I vostri santi Fondatori non erano forse divorati da questo fuoco, e così hanno sentito il carisma dello Spirito per la bellezza della Chiesa di Cristo? Ogni rinnovamento o parte da qui, da questa origine, oppure è solo un ritocco affidato a leggi e regole, ma non a ciò che dà vita ad ogni necessario ordinamento, cioè il cuore che ama perché si lascia amare da Dio. Vi ringrazio per quanto fate nella nostra Diocesi, ma ancor più vi ringrazio per quello che siete come anime consacrate che annunciano il primato di Dio. Che cosa sarebbe la vita senza questo primato? Senza questo costante riferimento a Lui? sarebbe un insieme di punti! Punti che avrebbero il rilievo di un momento, correndo tutti verso il nulla della morte. Ma quando abbiamo la sorte di incontrare qualcuno che ha preso nelle mani il proprio presente e il futuro, e lo ha deposto per sempre nelle mani di Dio, allora fiorisce la speranza e torna il sereno: tutto allora ha senso, anche il dolore e la morte. Questo dovete dirci, perché di questo abbiamo sconfinato bisogno; questo l’uomo va disperatamente cercando sapendo che da qualche parte può esistere. Tutto il resto, il prisma fantasmagorico dei Santi e dei carismi di ieri e di oggi, annuncia questa luce che illumina e scalda i giorni.

3.      La vita fraterna perché il mondo creda

Oggi, vorrei mettere in rilievo un particolare modo di annunciare la gioia del Vangelo, di evangelizzare, cioè di ‘rendere presente nel mondo il Regno di Dio’ (Papa Francesco, Evangelii gaudium, 176). E’ un modo che vale per tutti i credenti, ma è vostro in modo del tutto speciale, e che accomuna tutti i vostri diversi carismi e servizi: si tratta della comunione, cioè della vita di comunità, che preferisco chiamare vita fraterna. C’è un grande bisogno di vedere che vivere da fratelli è possibile e bello: tutto congiura, infatti, a favore di rapporti reticolari e destrutturati, e le metropoli sono sempre più ridotte a una collezione di solipsismi tristi.

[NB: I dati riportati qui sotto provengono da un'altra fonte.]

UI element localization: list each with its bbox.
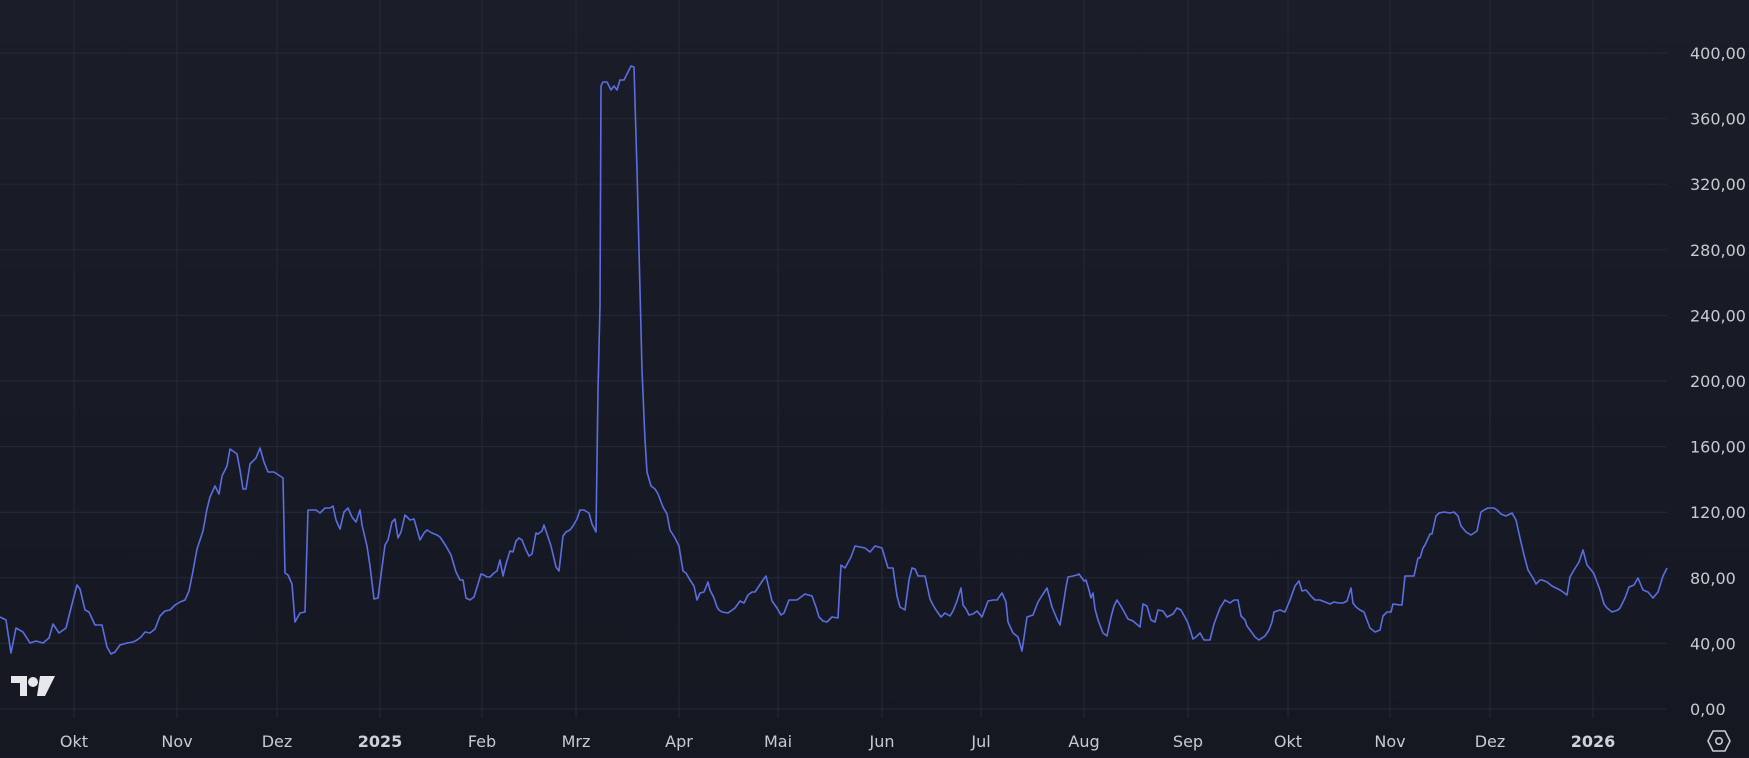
y-axis-tick-label: 240,00 — [1690, 306, 1746, 325]
y-axis-tick-label: 0,00 — [1690, 700, 1726, 719]
x-axis-labels: Okt Nov Dez 2025 Feb Mrz Apr Mai Jun Jul Aug Sep Okt… — [60, 732, 1615, 751]
x-axis-tick-label: Mai — [764, 732, 792, 751]
y-axis-tick-label: 320,00 — [1690, 175, 1746, 194]
y-axis-tick-label: 160,00 — [1690, 438, 1746, 457]
series-line — [0, 65, 1668, 655]
x-axis-tick-label: Mrz — [562, 732, 591, 751]
y-axis-tick-label: 80,00 — [1690, 569, 1736, 588]
x-axis-tick-label: Aug — [1068, 732, 1099, 751]
tradingview-logo-icon[interactable] — [9, 674, 57, 698]
x-axis-tick-label: Nov — [1374, 732, 1405, 751]
y-axis-tick-label: 360,00 — [1690, 110, 1746, 129]
x-axis-tick-label: Feb — [468, 732, 496, 751]
y-axis-tick-label: 40,00 — [1690, 634, 1736, 653]
y-axis-tick-label: 200,00 — [1690, 372, 1746, 391]
y-axis-tick-label: 400,00 — [1690, 44, 1746, 63]
y-axis-labels: 400,00 360,00 320,00 280,00 240,00 200,00 160,… — [1690, 44, 1746, 719]
x-axis-tick-label: Jun — [869, 732, 895, 751]
x-axis-tick-label: Sep — [1173, 732, 1203, 751]
y-axis-tick-label: 120,00 — [1690, 503, 1746, 522]
x-axis-tick-label: 2025 — [358, 732, 403, 751]
x-axis-tick-label: Jul — [970, 732, 990, 751]
x-axis-tick-label: 2026 — [1571, 732, 1616, 751]
line-series — [0, 65, 1668, 655]
grid-lines — [0, 0, 1667, 718]
x-axis-tick-label: Dez — [262, 732, 293, 751]
x-axis-tick-label: Nov — [161, 732, 192, 751]
x-axis-tick-label: Dez — [1475, 732, 1506, 751]
settings-hexagon-icon[interactable] — [1706, 728, 1732, 754]
y-axis-tick-label: 280,00 — [1690, 241, 1746, 260]
x-axis-tick-label: Apr — [665, 732, 693, 751]
x-axis-tick-label: Okt — [60, 732, 88, 751]
x-axis-tick-label: Okt — [1274, 732, 1302, 751]
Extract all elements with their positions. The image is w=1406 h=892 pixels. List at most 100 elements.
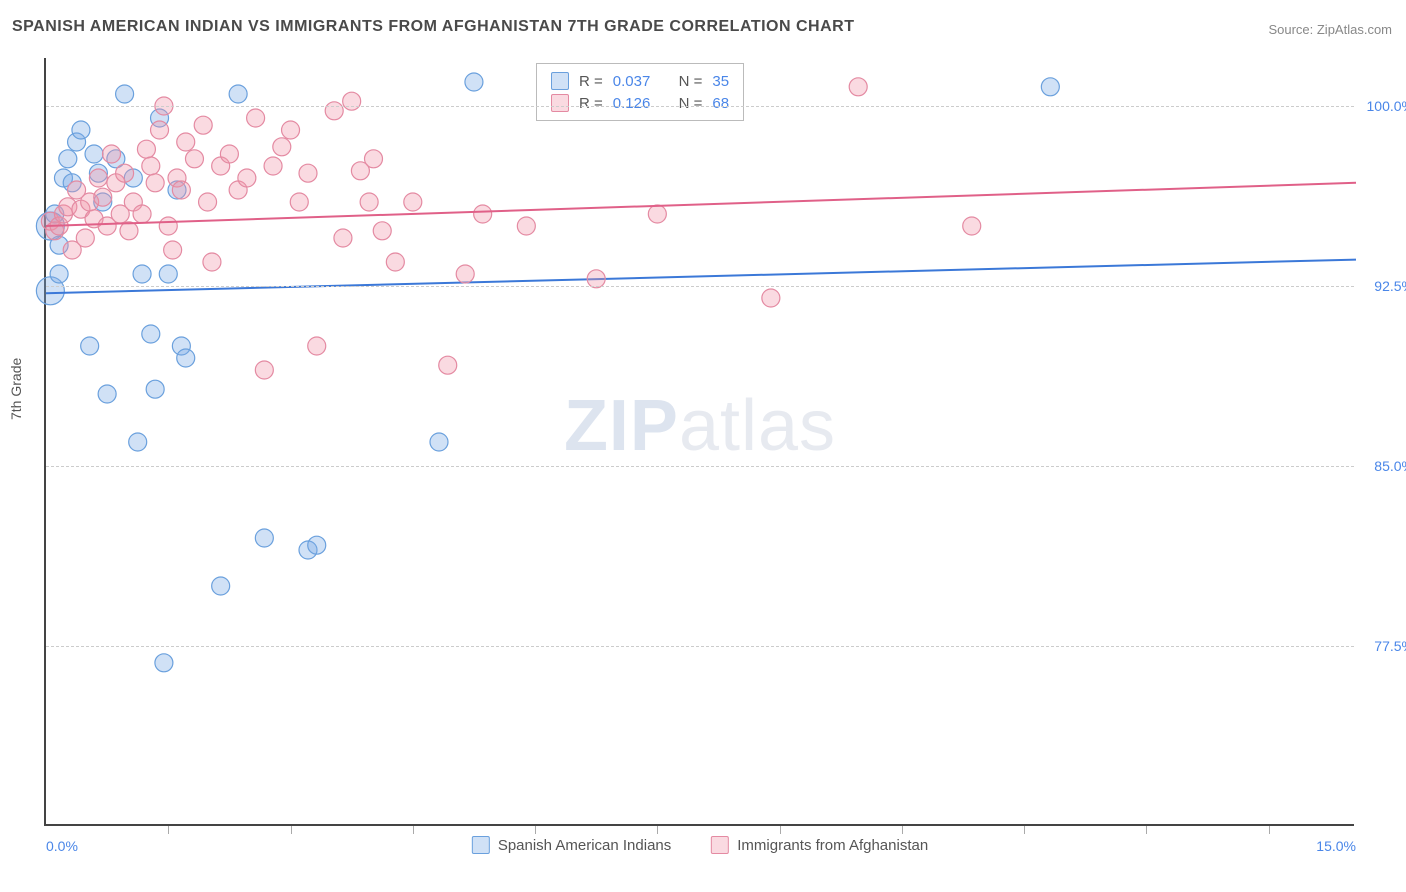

Si sente subito se le comunità sono fraterne oppure se sono dei lodevoli gruppi di mutuo soccorso. Questi suscitano ammirazione, le altre affascinano e generano  speranza. Non basta che un religioso sia buono per conto suo, si dedichi con generosità ai sui compiti; bisogna sentire che ognuno – anche se solo – è buono con gli altri, che agisce bene insieme ai fratelli o alle sorelle della comunità. Se così non fosse, l’efficacia del servizio e dell’ annuncio evangelico sarebbe dimezzato, perché si sente la distanza dagli altri, la critica detta o sottintesa, il sorriso giudicante. E questo, in chi si avvicina,  può suscitare forse complicità, ma non conversione a Dio. La comunità richiede la comunione dei cuori, e questa non è mai scontata; è da chiedere ogni giorno in ginocchio, è da ricominciare sempre. La prima forma di comunione – voi lo sapete – è quella di pregare ogni giorno per i propri fratelli e sorelle; pregare personalmente per loro. Portarli davanti a Dio nella preghiera personale, infatti, è come introdurli in casa, nel sacrario della propria anima, accanto al focolare del cuore. E poi, si tratta di aver stima di ciascuno, e di far sentire stima e fiducia. Non significa  non vedere limiti e difetti, ma volerne apprezzare bontà e talenti, a partire dal valore che ognuno ha davanti a Gesù crocifisso: il valore infinito del suo sangue. Per questo dobbiamo contemplare la Croce, così  potremo vedere con sguardo non morale ma teologale i membri della comunità. Sappiamo che la comunità perfetta non esiste, e per tale ragione non c’è fraternità senza perdono: tutti abbiamo bisogno di essere perdonati e di perdonare. E poi, non è necessario avere tutti le medesime idee in tutto, ma nelle cose essenziali sì; e in tante altre è doveroso e saggio riconoscere serenamente le responsabilità diverse. E avere fiducia, perché Dio scrive diritto anche sulle nostre storture. Allora  viviamo affidati e stiamo in pace.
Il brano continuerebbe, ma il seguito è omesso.